The week that will change Wisconsin.  We are losing a lot. Adding to the loss is that these guys, not just here but all around the country, use divisive, polarizing language and strategies to try to render us even less effective in struggling for our rights. By intention, they raise the emotion in the divide and hope like crazy that we will not be able to talk to each other, to reach across the divide to reclaim a political culture of democracy. That is in their interest, too.

The week that will change Wisconsin.

But - and it is a big 'but' - sometime movements are built on what is lost. Sometimes they are built on what brings people together. What the protests have done - not only in Madison, but all across the state - is wake up my people, or at least more of us. The US is sadly known for the extent of political disengagement of its citizens, low participation in democracy, which has opened a space ripe for the Karl Rove big money types to move in and take it over.

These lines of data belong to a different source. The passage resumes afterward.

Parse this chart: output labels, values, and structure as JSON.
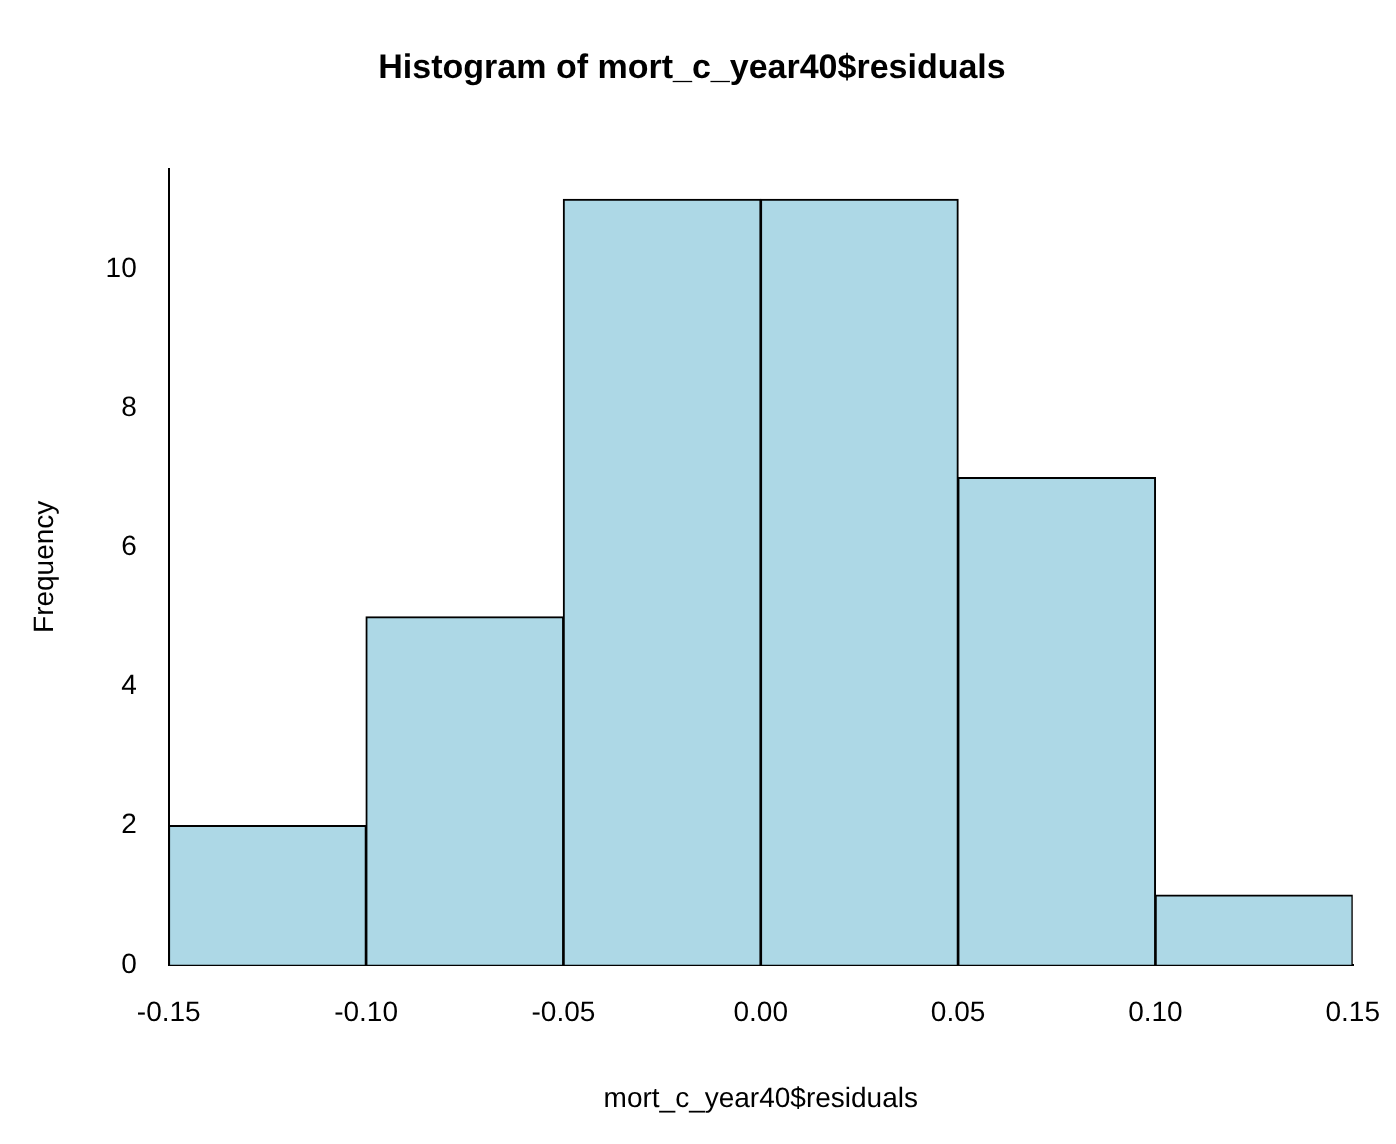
{
  "chart_data": {
    "type": "histogram",
    "title": "Histogram of mort_c_year40$residuals",
    "xlabel": "mort_c_year40$residuals",
    "ylabel": "Frequency",
    "bins": [
      -0.15,
      -0.1,
      -0.05,
      0,
      0.05,
      0.1,
      0.15
    ],
    "values": [
      2,
      5,
      11,
      11,
      7,
      1
    ],
    "color": "#add8e6",
    "xlim": [
      -0.15,
      0.15
    ],
    "xticks": [
      {
        "value": -0.15,
        "label": "-0.15"
      },
      {
        "value": -0.1,
        "label": "-0.10"
      },
      {
        "value": -0.05,
        "label": "-0.05"
      },
      {
        "value": 0,
        "label": "0.00"
      },
      {
        "value": 0.05,
        "label": "0.05"
      },
      {
        "value": 0.1,
        "label": "0.10"
      },
      {
        "value": 0.15,
        "label": "0.15"
      }
    ],
    "ylim": [
      0,
      11.44
    ],
    "yticks": [
      0,
      2,
      4,
      6,
      8,
      10
    ],
    "grid": false,
    "legend": false
  }
}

This week will change Wisconsin not only because of what Walker and the Fitzgerald brothers are imposing on this state, but because of what happened in the streets in response, a popular democracy resurgence that could, if nurtured right, become a real force for progressive politics in this state.

That is where we need to rest our hopes. But this also depends on what we have insisted on here over and over again - a movement that is not about different sectors trying to protect their own rights and way of life, but about a solidarity that is broad and deep - public sector workers with private sector workers, threatened middle class folks with the poor of our cities, African-Americans especially loathed by these guys with, well, all the rest of us, immigrants doing our hard labor with, again, the rest of us, suburban social progressives with urban communities struggling for survival.

If that is born out of this political debacle, then what these rightist people are doing will be painful but short-lived. The best payback will not be screaming in their faces or going home demoralized after the losses we are about to endure, but defeating them by way of democracy, over the long haul. The best payback would be a rejuvenated citizenry reclaiming its place in democratic governance.